Slide images were digitized using a Nikon Co-olscan V ED 1.02 scanner (Nikon Inc., Melville, NY) at the pixel dimension calculated to represent the different camera spatial resolutions listed previously. Changing the resolution of an image alters the pixel spacing parameter; therefore, we had to establish the corresponding pixel spacing parameter for each subsequent resolution. As each series was created by altering an original slide, the millimeter distance from the center of the disc to the center of the macula remained unchanged, as the only factor varying through the series was the pixel spacing parameter in each image representing this distance. With this knowledge, a calibration ratio was created that could be used to scale each image relative to others in the set. Therefore, by measuring the distance between the center of the disc to the center of the macula and the distance across the entire image in pixels, the ratio can be calculated for each image. The average ratio from the five images was used to calculate the calibration ratio for that image set. The calibration ratio was then implemented by multiplying it against the measured distance across each image. This yielded a disc to macula measurement that was consistent across all spatial-resolution images in millimeters regardless of pixel spacing, ensuring accurate measurement and grid fit. The 7-MP images were evaluated first, on a monitor with a display resolution of 1600 × 1200 pixels, with the pixel spacing changed accordingly within the configuration file before evaluating the other images. Similar to the compression portion of this exercise, we saved a screenshot of the original image to use as a reference for subsequent images. A flow chart of the methods for the spatial resolution portion of the study is shown in
Figure 2.
In both studies, CRAE and CRVE results were compared by calculating the signed difference between the original images and each image variant in the study. In analysis of variance for repeated measures design, each image serves as its own control, and accordingly, variability owing to differences in average responsiveness of the images is eliminated from the extraneous error variances. Data management and analyses were performed in SAS (SAS/STAT software, Version 9.2; SAS Institute Inc., Cary, NC).
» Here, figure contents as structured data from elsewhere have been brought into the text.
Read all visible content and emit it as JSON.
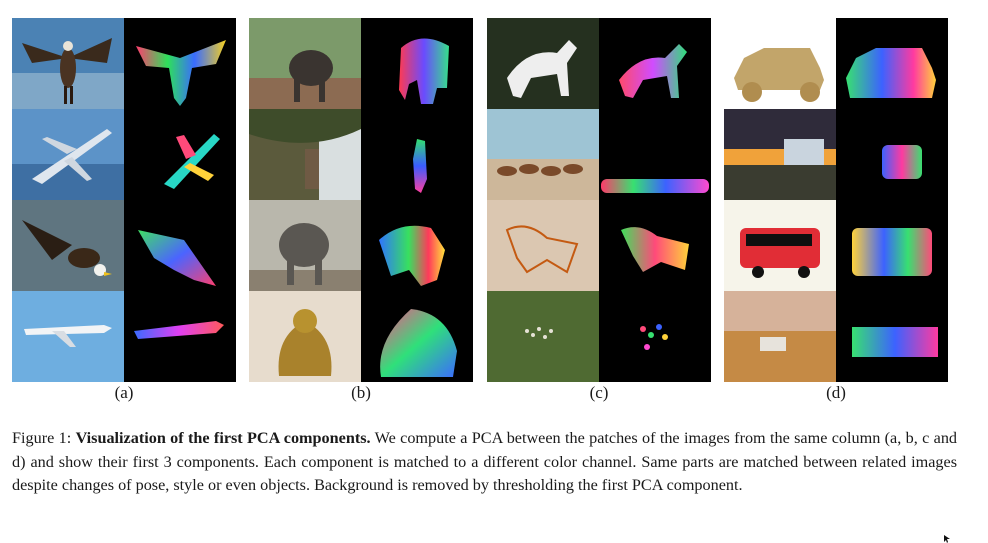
{
  "figure": {
    "panel_labels": [
      "(a)",
      "(b)",
      "(c)",
      "(d)"
    ],
    "caption": {
      "label": "Figure 1:",
      "title": "Visualization of the first PCA components.",
      "text": "We compute a PCA between the patches of the images from the same column (a, b, c and d) and show their first 3 components. Each component is matched to a different color channel. Same parts are matched between related images despite changes of pose, style or even objects. Background is removed by thresholding the first PCA component."
    },
    "panels": [
      {
        "rows": [
          "eagle-spread-wings",
          "airplane-over-sea",
          "bald-eagle-flying",
          "airliner-in-sky"
        ]
      },
      {
        "rows": [
          "elephant-savanna",
          "elephant-under-tree",
          "elephant-in-enclosure",
          "golden-ganesha-statue"
        ]
      },
      {
        "rows": [
          "white-horse-running",
          "herd-of-horses",
          "horse-drawing",
          "herd-aerial-view"
        ]
      },
      {
        "rows": [
          "cardboard-car",
          "bus-on-road",
          "red-bus-drawing",
          "suv-in-desert"
        ]
      }
    ]
  }
}
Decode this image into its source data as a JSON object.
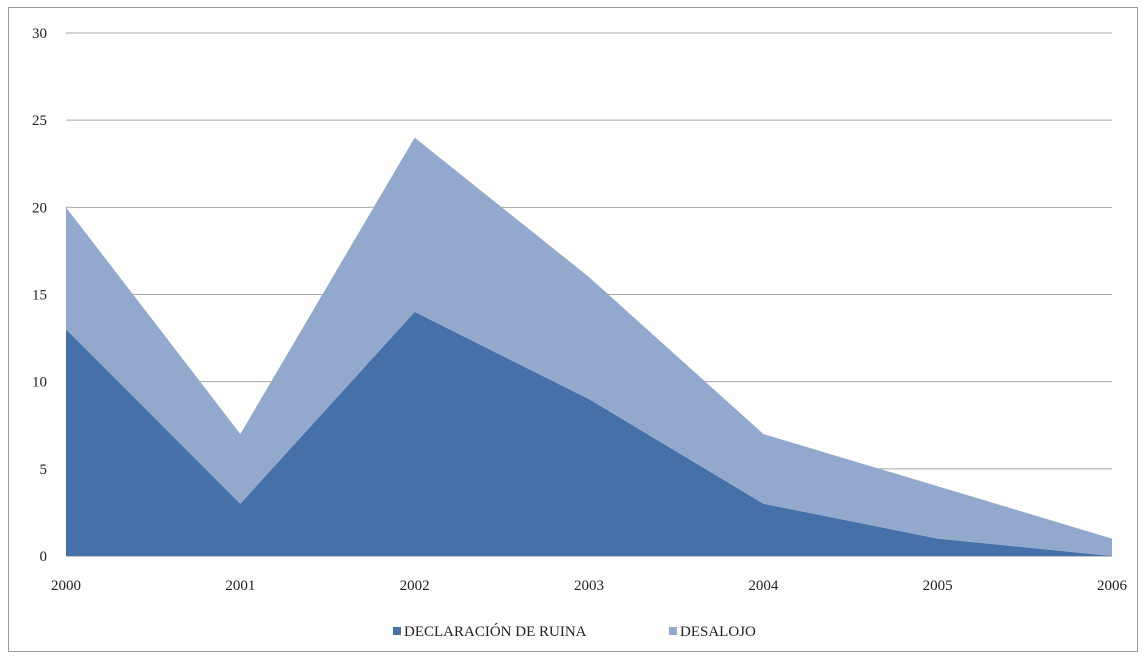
{
  "chart_data": {
    "type": "area",
    "stacked": true,
    "categories": [
      "2000",
      "2001",
      "2002",
      "2003",
      "2004",
      "2005",
      "2006"
    ],
    "series": [
      {
        "name": "DECLARACIÓN DE RUINA",
        "values": [
          13,
          3,
          14,
          9,
          3,
          1,
          0
        ],
        "color": "#4670a8"
      },
      {
        "name": "DESALOJO",
        "values": [
          7,
          4,
          10,
          7,
          4,
          3,
          1
        ],
        "color": "#93a8cd"
      }
    ],
    "title": "",
    "xlabel": "",
    "ylabel": "",
    "ylim": [
      0,
      30
    ],
    "yticks": [
      "0",
      "5",
      "10",
      "15",
      "20",
      "25",
      "30"
    ],
    "grid": true,
    "legend_position": "bottom"
  }
}
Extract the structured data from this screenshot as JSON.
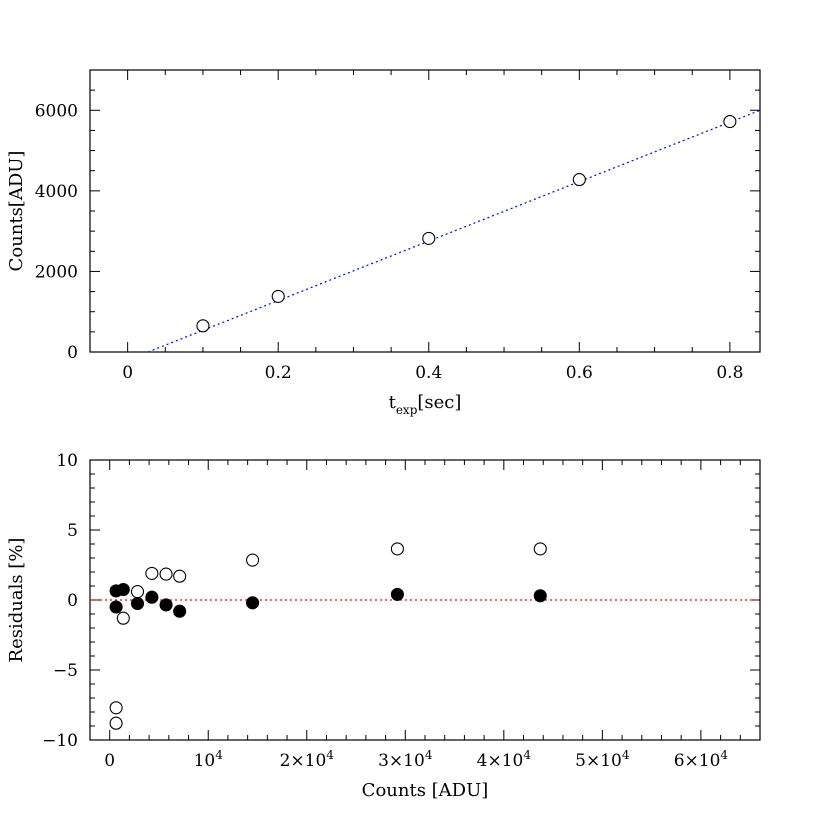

Sample size calculations were performed using G*Power (Version 3.1.3; Franz Faul, Kiel University, Kiel, Germany). The sample size required to demonstrate a difference within two compression levels was 27 images (α = 0.05, power = 0.80, and effect size = 0.1), while the sample size for resolution was 38 images (α = 0.05, power = 0.80, and effect size = 0.1).
Retinal vascular caliber is routinely measured at the reading center for other observational cohorts, and we perform reproducibility exercises as part of the quality control process. Historically we have observed that variability within evaluator, the relevant consideration in this experiment, is less than that between evaluators.